India eyes wristband surveillance of virus patients

AP
India said yesterday that it plans to manufacture thousands of wristbands that will monitor the locations and temperatures of COVID-19 patients and help perform contact tracing.
AP

India said yesterday that it plans to manufacture thousands of wristbands that will monitor the locations and temperatures of COVID-19 patients and help perform contact tracing.

The wristband project aims to track quarantined patients, aid health workers and those delivering essential services as India ramps up surveillance while beginning to ease one of the world’s strictest virus lockdowns.

India has 19,984 confirmed coronavirus cases, including 640 deaths, and experts fear the pandemic’s peak could still be weeks away. Thousands of wristbands are expected to be deployed, with no exact figure provided.

Broadcast Engineering Consultants India, a government-owned company, will present wristband designs to hospitals and state governments next week and work with Indian start-ups to manufacture them.

George Kuruvilla, the company’s chairman, said that the wristbands are likely to be rolled out in May.

Prime Minister Narendra Modi has urged the country’s 1.3 billion people to download a government contact-tracing app called “Arogya Setu” to help determine their infection risk. It has been downloaded over 50 million times since it was launched on April 2.

Kuruvilla said the wristbands could integrate data captured in the app.

He said the wristbands will be used to monitor the movements of quarantined COVID-19 patients, both at home and at hospitals, and any spikes in their body temperature. It will send an alert to public health officials if patients move outside their quarantine zone. The device will also have an emergency button that wearers can use to call for help.

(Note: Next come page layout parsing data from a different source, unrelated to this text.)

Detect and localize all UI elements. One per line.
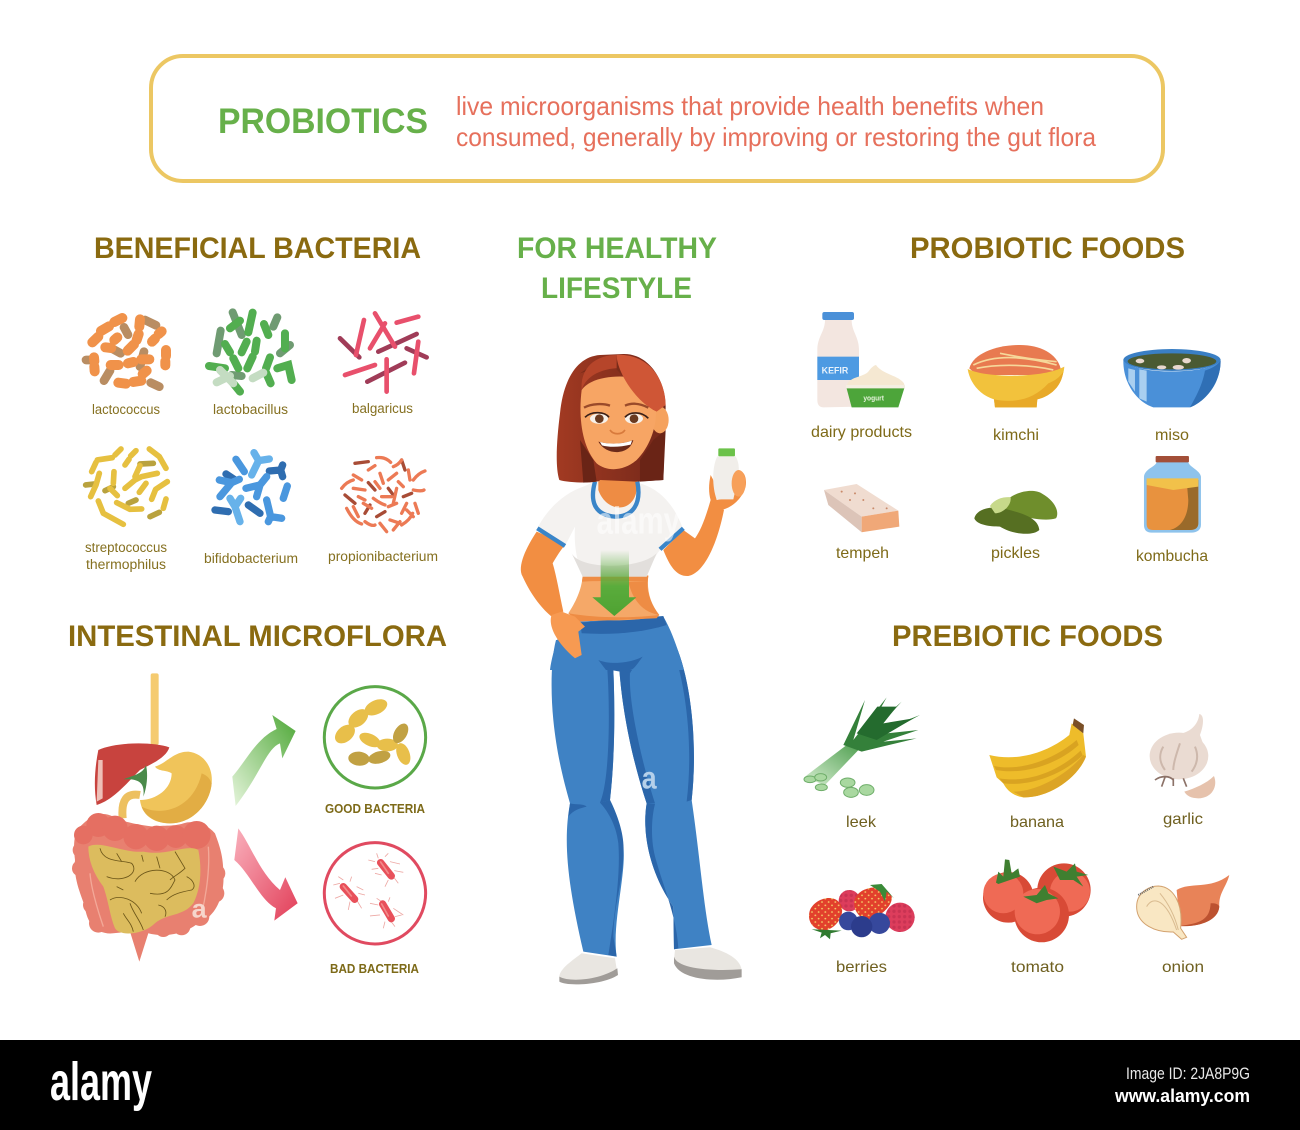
label: bad bacteria: BAD BACTERIA [330,961,420,976]
torso, arms and head: alamy [597,499,681,542]
icon: kimchi [968,345,1064,407]
logo: alamy: alamy [50,1052,152,1112]
heading: prebiotic foods: PREBIOTIC FOODS [892,620,1163,653]
heading: beneficial bacteria: BENEFICIAL BACTERIA [94,232,421,265]
definition text: live microorganisms that provide health benefits when [456,91,1044,121]
icon: lactococcus [86,318,166,387]
label: banana: banana [1010,814,1064,831]
definition box [151,56,1163,181]
torso, arms and head [521,354,746,670]
label: tomato: tomato [1011,959,1064,976]
image id: Image ID: 2JA8P9G [1126,1064,1250,1083]
label: garlic: garlic [1163,811,1203,828]
term: probiotics: PROBIOTICS [218,102,428,141]
label: kombucha: kombucha [1136,548,1208,565]
label: good bacteria: GOOD BACTERIA [325,801,426,816]
label: streptococcus thermophilus [85,540,167,572]
icon: dairy products: yogurt [863,394,884,403]
label: onion: onion [1162,959,1204,976]
legs and shoes [552,640,742,984]
icon: dairy products: KEFIR [822,365,849,375]
label: leek: leek [846,814,877,831]
panel: prebiotic foods [804,697,1229,976]
icon: bifidobacterium [215,453,287,522]
label: berries: berries [836,959,887,976]
icon: good bacteria circle [324,687,426,788]
heading: probiotic foods: PROBIOTIC FOODS [910,232,1185,265]
label: miso: miso [1155,427,1189,444]
footer bar [0,1040,1300,1130]
illustration: woman holding probiotic bottle [521,354,746,984]
label: bifidobacterium: bifidobacterium [204,551,298,566]
heading: for healthy lifestyle: LIFESTYLE [541,272,692,305]
label: lactococcus: lactococcus [92,402,160,417]
label: lactobacillus: lactobacillus [213,402,288,417]
website: www.alamy.com [1114,1086,1250,1106]
icon: balgaricus [340,313,427,392]
heading: intestinal microflora: INTESTINAL MICROFLORA [68,620,447,653]
icon: banana [989,718,1086,797]
icon: bad bacteria circle [324,843,426,944]
label: streptococcus thermophilus: streptococcus [85,540,167,555]
label: balgaricus: balgaricus [352,401,413,416]
icon: kombucha [1144,456,1201,533]
icon: digestive system: a [192,893,207,923]
heading: for healthy lifestyle [517,232,717,305]
label: kimchi: kimchi [993,427,1039,444]
icon: miso [1123,349,1221,407]
label: tempeh: tempeh [836,545,889,562]
arrow: to bad bacteria [234,828,298,921]
panel: beneficial bacteria grid [85,312,438,572]
icon: lactobacillus [209,312,292,392]
label: propionibacterium: propionibacterium [328,549,438,564]
panel: probiotic foods [811,312,1221,565]
label: dairy products: dairy products [811,424,912,441]
icon: tomato [983,859,1091,942]
icon: tempeh [824,484,899,532]
icon: leek [804,697,920,797]
definition text: consumed, generally by improving or restoring the gut flora [456,122,1097,152]
icon: dairy products [817,312,905,407]
icon: garlic [1150,714,1215,798]
definition text [456,91,1097,152]
icon: pickles [974,491,1057,534]
panel: intestinal microflora [72,673,426,976]
icon: propionibacterium [342,458,425,532]
label: streptococcus thermophilus: thermophilus [86,557,166,572]
arrow: to good bacteria [232,715,296,806]
label: pickles: pickles [991,545,1040,562]
icon: digestive system [72,673,225,962]
icon: streptococcus thermophilus [86,449,167,524]
icon: berries [809,884,915,939]
icon: onion [1137,875,1229,939]
heading: for healthy lifestyle: FOR HEALTHY [517,232,717,265]
legs and shoes: a [642,759,657,795]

The wristband will let health workers know if people they encounter have been to high-risk areas or have been in contact with an infected person, while aiding those delivering essential services such as groceries or medicines. It will capture all the places an infected person has visited, the routes they took, determine if they had any foreign travel and identify those who were in their vicinity. It will also create a virtual perimeter around areas such as public transit or places for religious gatherings. A person leaving or entering the perimeter could be alerted through the wristband.